On Sunday a gamma-ray burst (GRB), the most powerful class of explosions in the universe, caused a wave of gamma rays and X-rays to sweep over Earth. It was also the brightest possibly the brightest explosion of its nature ever recorded. The event was reported in the Astronomers Telegram.
In a breathless press release, NASA emphasized that their detectors all over the planet picked up on this, including NASA’s Fermi Gamma-ray Space Telescope, the Neil Gehrels Swift Observatory, and the Wind spacecraft.

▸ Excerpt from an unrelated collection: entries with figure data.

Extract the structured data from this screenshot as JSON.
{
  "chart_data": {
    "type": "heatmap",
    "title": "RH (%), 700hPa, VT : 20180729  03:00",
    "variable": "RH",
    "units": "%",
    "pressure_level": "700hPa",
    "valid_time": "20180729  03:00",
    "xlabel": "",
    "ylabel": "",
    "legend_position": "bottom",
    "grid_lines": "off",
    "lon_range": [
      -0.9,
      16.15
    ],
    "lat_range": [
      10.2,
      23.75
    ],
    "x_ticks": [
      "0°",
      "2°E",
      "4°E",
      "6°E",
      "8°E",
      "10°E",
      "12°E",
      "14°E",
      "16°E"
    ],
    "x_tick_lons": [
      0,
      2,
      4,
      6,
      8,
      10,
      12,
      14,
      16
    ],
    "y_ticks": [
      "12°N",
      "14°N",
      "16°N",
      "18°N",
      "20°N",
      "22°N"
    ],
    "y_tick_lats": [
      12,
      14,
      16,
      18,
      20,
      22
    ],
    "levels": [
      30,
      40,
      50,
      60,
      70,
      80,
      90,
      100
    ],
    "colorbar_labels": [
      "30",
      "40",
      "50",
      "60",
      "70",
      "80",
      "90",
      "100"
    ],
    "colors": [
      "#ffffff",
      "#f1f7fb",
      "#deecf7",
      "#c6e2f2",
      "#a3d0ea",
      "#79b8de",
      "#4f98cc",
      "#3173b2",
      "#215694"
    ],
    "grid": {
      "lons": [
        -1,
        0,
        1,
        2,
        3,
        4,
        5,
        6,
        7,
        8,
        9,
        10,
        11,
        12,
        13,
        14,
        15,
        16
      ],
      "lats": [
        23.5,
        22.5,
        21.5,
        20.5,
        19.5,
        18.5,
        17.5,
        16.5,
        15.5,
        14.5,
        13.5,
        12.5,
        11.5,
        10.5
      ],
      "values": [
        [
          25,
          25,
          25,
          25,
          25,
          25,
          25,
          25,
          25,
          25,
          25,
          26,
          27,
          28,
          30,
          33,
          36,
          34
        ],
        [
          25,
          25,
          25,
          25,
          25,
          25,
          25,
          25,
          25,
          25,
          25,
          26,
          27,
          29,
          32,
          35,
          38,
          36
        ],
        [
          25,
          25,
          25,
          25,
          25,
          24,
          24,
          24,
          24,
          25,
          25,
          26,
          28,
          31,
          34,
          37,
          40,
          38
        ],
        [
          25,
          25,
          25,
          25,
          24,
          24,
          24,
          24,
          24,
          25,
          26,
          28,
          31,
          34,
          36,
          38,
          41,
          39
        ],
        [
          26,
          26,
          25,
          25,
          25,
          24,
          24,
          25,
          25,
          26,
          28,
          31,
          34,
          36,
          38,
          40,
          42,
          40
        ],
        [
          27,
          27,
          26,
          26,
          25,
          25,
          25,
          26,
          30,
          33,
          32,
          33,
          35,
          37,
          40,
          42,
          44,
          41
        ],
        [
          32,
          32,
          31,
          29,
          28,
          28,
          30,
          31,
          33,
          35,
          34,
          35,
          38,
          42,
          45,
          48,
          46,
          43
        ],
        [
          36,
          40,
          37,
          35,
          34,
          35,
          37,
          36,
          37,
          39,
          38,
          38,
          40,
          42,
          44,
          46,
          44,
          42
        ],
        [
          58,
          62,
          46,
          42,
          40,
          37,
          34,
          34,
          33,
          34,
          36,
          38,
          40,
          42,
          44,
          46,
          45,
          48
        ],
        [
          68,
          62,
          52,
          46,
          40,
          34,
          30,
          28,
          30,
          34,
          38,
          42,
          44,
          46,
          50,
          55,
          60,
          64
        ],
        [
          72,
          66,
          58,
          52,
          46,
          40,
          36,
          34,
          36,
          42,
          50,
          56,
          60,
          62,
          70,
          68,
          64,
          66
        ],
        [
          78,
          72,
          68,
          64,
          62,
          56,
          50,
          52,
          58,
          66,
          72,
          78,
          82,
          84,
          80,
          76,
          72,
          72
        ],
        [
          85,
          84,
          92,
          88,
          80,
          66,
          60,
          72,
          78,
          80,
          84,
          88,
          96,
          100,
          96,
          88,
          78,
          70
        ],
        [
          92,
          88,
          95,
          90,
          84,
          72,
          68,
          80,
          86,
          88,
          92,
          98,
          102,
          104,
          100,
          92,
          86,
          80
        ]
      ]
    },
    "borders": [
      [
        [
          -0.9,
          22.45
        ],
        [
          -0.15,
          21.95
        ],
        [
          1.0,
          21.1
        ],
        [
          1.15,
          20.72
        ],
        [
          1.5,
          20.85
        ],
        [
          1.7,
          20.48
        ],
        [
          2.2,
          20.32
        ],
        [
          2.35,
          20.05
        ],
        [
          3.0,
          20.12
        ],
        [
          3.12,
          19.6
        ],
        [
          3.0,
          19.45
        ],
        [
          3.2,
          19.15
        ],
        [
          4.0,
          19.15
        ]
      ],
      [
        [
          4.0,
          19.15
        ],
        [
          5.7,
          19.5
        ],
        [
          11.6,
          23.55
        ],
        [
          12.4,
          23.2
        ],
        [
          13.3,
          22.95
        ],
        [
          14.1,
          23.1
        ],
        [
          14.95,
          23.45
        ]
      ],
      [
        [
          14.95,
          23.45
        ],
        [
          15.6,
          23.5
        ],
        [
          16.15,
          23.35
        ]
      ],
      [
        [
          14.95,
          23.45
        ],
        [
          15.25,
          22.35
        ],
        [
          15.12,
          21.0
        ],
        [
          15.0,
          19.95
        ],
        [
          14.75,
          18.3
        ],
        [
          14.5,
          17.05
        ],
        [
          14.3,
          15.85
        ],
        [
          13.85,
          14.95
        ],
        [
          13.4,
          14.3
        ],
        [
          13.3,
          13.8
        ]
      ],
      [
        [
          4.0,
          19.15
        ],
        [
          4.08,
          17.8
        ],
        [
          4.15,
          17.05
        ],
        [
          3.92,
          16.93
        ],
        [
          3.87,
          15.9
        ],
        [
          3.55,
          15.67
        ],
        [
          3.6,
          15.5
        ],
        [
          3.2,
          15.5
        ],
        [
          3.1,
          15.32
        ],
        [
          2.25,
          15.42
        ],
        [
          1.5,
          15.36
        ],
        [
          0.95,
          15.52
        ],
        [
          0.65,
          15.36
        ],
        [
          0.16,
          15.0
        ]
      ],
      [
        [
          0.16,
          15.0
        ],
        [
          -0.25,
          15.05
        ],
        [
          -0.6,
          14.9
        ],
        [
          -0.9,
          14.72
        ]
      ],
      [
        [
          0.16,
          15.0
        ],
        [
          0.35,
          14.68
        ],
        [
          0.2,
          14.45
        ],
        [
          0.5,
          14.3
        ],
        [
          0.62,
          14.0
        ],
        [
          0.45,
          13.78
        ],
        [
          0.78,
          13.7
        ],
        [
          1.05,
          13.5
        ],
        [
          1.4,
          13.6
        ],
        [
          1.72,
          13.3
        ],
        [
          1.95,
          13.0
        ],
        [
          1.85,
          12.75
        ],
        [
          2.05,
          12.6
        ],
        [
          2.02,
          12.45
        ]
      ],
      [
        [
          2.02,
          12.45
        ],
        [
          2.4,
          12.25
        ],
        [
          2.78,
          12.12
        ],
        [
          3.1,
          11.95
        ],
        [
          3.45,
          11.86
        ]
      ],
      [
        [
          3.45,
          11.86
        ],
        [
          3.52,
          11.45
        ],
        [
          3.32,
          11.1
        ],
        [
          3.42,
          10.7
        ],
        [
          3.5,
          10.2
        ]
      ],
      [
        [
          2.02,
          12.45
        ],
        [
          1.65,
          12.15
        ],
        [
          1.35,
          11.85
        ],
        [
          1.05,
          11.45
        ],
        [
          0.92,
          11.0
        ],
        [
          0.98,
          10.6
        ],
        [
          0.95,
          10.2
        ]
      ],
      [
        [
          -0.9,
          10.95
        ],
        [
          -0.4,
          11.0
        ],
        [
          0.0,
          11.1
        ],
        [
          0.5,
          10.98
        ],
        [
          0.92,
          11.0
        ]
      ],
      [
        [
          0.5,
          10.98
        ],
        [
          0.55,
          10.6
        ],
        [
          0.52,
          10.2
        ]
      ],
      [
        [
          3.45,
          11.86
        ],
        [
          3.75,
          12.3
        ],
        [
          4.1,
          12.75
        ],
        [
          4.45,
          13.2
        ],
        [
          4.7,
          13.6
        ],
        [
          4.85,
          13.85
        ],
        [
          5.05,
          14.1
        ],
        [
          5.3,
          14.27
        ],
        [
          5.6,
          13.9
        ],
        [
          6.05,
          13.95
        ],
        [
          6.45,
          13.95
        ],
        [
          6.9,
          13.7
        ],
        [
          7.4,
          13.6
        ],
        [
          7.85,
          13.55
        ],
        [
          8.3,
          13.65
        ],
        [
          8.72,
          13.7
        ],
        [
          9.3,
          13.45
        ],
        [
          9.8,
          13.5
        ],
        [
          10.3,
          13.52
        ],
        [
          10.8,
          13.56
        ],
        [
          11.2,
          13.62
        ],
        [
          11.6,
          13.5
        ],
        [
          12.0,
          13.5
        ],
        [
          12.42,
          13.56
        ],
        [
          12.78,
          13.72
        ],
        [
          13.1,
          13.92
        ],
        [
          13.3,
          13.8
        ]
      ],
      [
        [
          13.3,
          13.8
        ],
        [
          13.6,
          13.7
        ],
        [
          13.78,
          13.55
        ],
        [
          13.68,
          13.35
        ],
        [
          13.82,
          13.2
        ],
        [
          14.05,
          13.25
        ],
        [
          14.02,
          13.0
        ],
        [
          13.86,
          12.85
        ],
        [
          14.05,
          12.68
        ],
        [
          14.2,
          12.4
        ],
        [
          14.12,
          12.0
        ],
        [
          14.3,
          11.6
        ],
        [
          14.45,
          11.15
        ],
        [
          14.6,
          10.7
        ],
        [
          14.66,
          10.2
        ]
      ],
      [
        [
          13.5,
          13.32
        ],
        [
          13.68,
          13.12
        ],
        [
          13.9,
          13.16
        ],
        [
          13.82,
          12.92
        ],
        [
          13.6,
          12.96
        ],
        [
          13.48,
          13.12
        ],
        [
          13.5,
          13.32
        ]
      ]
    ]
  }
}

Gamma rays are the most energetic photons in the electromagnetic spectrum, far more powerful than x-rays, which can cause cancer if one is exposed to them at high levels. Outer space is full of gamma rays, though few make it all the way to Earth’s surface, as the atmosphere absorbs the vast majority before they can ever make it down to hurt us.
However, a sufficiently large gamma-ray burst could theoretically strip the planet of its atmosphere and cause a mass extinction event. Indeed, it is widely believes that a gamma-ray burst caused the Ordovician extinction roughly 443 million years ago. Fortunately for contemporary humans, no GRBs in recent memory have been close enough to Earth to have that effect. Approximately 30 percent of them are short bursts that span only a couple seconds, while the bulk of the rest usually only last for a few minutes.